Suspense et descente
Malgré quelques soubresauts qui incitent parfois les pêcheurs à prendre une pause et à s’inquiéter, comme ce fut le cas à la fin de l’été 1983, les usines tournent la plupart du temps à plein régime au début des années 1980.
En 1983, alors que l’usine de ce qui s’appellera la Société des pêches de Newport n’est encore qu’un projet illustré par des plans d’architecte, environ 500 personnes convergent quotidiennement à l’usine de la coopérative Pêcheurs Unis dans le même village. Il y a une vingtaine de bateaux semi hauturiers qui y livrent de la morue, et un nombre aussi élevé de bateaux côtiers. C’est sans compter les homardiers qui détiennent tous un permis de poisson de fond et qui capturent certaines quantités de morue.
Au sommet de la saison, de la fin d’avril à octobre, près de 800 personnes convergent ainsi vers le quai de Newport, à l’usine, sur les bateaux ou pour offrir divers services connexes en mécanique, en électricité, en réfrigération, en électronique, en hydraulique, en soudure et en équipements divers, dont les vêtements et la nourriture. Quand on sort de l’usine, il faut regarder des deux côtés avant d’avancer tellement la circulation est intense sur le quai.

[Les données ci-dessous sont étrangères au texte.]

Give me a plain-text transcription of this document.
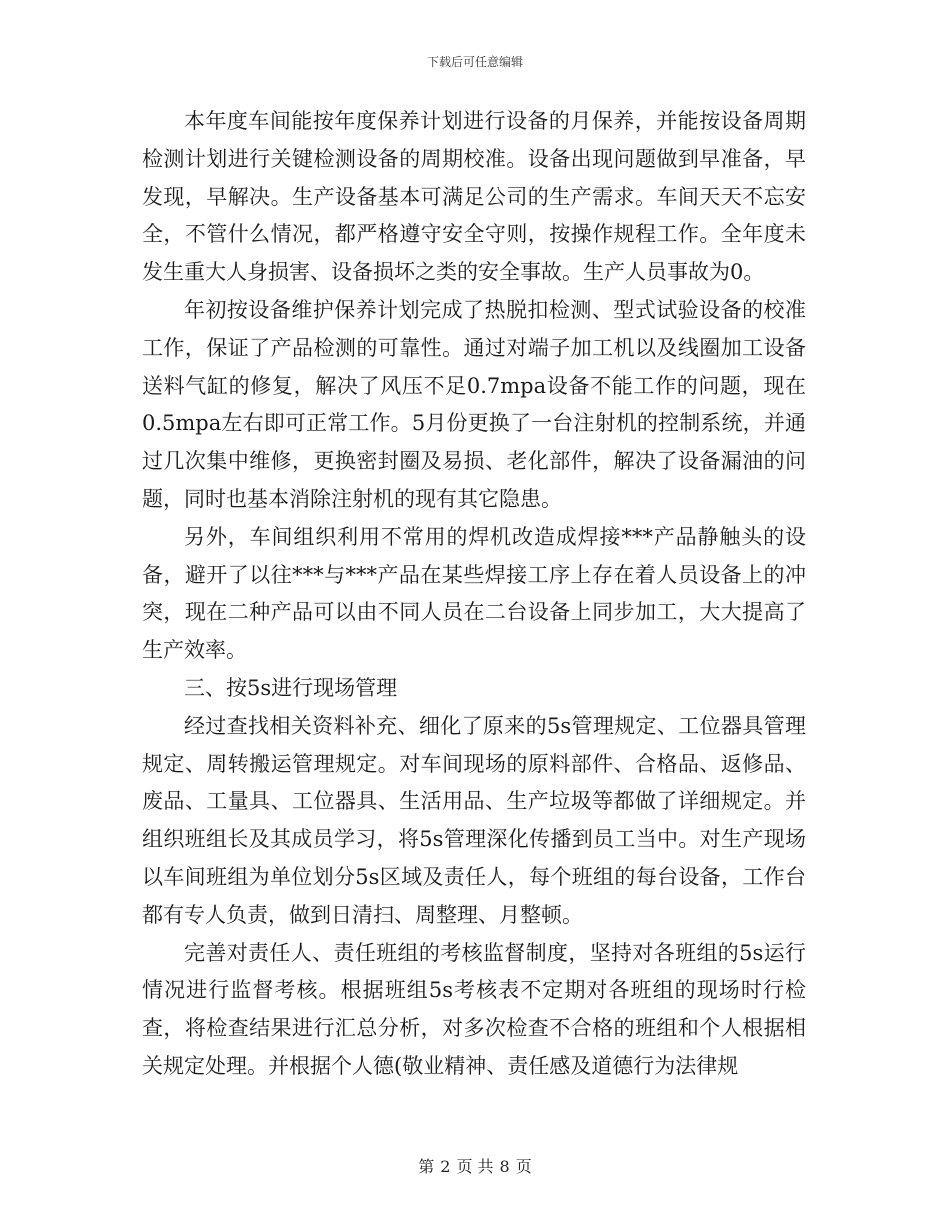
下载后可任意编辑

本年度车间能按年度保养计划进行设备的月保养，并能按设备周期检测计划进行关键检测设备的周期校准。设备出现问题做到早准备，早发现，早解决。生产设备基本可满足公司的生产需求。车间天天不忘安全，不管什么情况，都严格遵守安全守则，按操作规程工作。全年度未发生重大人身损害、设备损坏之类的安全事故。生产人员事故为0。

年初按设备维护保养计划完成了热脱扣检测、型式试验设备的校准工作，保证了产品检测的可靠性。通过对端子加工机以及线圈加工设备送料气缸的修复，解决了风压不足0.7mpa设备不能工作的问题，现在0.5mpa左右即可正常工作。5月份更换了一台注射机的控制系统，并通过几次集中维修，更换密封圈及易损、老化部件，解决了设备漏油的问题，同时也基本消除注射机的现有其它隐患。

另外，车间组织利用不常用的焊机改造成焊接***产品静触头的设备，避开了以往***与***产品在某些焊接工序上存在着人员设备上的冲突，现在二种产品可以由不同人员在二台设备上同步加工，大大提高了生产效率。

三、按5s进行现场管理

经过查找相关资料补充、细化了原来的5s管理规定、工位器具管理规定、周转搬运管理规定。对车间现场的原料部件、合格品、返修品、废品、工量具、工位器具、生活用品、生产垃圾等都做了详细规定。并组织班组长及其成员学习，将5s管理深化传播到员工当中。对生产现场以车间班组为单位划分5s区域及责任人，每个班组的每台设备，工作台都有专人负责，做到日清扫、周整理、月整顿。

完善对责任人、责任班组的考核监督制度，坚持对各班组的5s运行情况进行监督考核。根据班组5s考核表不定期对各班组的现场时行检查，将检查结果进行汇总分析，对多次检查不合格的班组和个人根据相关规定处理。并根据个人德(敬业精神、责任感及道德行为法律规

第 2 页 共 8 页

Les statistiques précises du ministère fédéral des Pêches et des Océans ne remontent qu’à la création de sa division économique en 1984-1985. À l’époque, entre 2000 et 3000 personnes du Québec maritime gagnent en tout ou en partie leur vie avec la morue, dont la moitié en Gaspésie.
Entre 1985 et 1988, les prises étaient encore bonnes, se souvient Roch Lelièvre, président de la firme Lelièvre, Lelièvre et Lemoignan, qui exploite notamment une usine à Sainte- Thérèse-de-Gaspé. L’entreprise venait en 1985 de prendre possession de sa nouvelle usine.
« En 1988, il y avait encore des quotas qui sortaient pour prendre un million de livres en 30 jours dans le canal », dit-il, en évoquant les bonnes prises que pouvaient encore réaliser quatre ou cinq bateaux semi-hauturiers dans une petite section du sud du golfe Saint-Laurent, passant en vue de la côte, entre Port-Daniel et Percé. Un million de livres représentent 450 tonnes métriques.
En 1989, même si les prises québécoises restent décentes à 25 080 tonnes métriques, pêcheurs et industriels constatent que les captures baissent depuis au moins quatre ans, une chute qui atteint 38 % depuis 1985.
Diversification pour sauver les meubles
Roch Lelièvre se souvient de la nervosité de l’industrie de la morue. La société qu’il préside faisait partie des Producteurs associés, le premier nom d’un groupe d’usines spécialisées dans la morue salée et séchée, celle qu’on voit encore dehors sur des vigneaux.
« Dans la morue salée et séchée, on avait été jusqu’à 13 usines en Gaspésie et on avait déjà ramené ça à 10 dans les années 1980. En 1989-1990, on a rationalisé une deuxième fois, toujours dans la morue salée et séchée, de 10 à 6 usines et on se disait qu’on aurait de la morue comme avant, pour chaque usine, mais on n’en avait pas plus, même avec une rationalisation de 60 %, explique-t-il. Heureusement que deux ou trois ans avant le moratoire, on avait commencé d’avance à acheter de la morue russe, pour assurer nos approvisionnements. »
Les Producteurs associés sont devenus le consortium Gaspé Cured au tournant des années 1990. La diversification des approvisionnements s’est poursuivie après 1989.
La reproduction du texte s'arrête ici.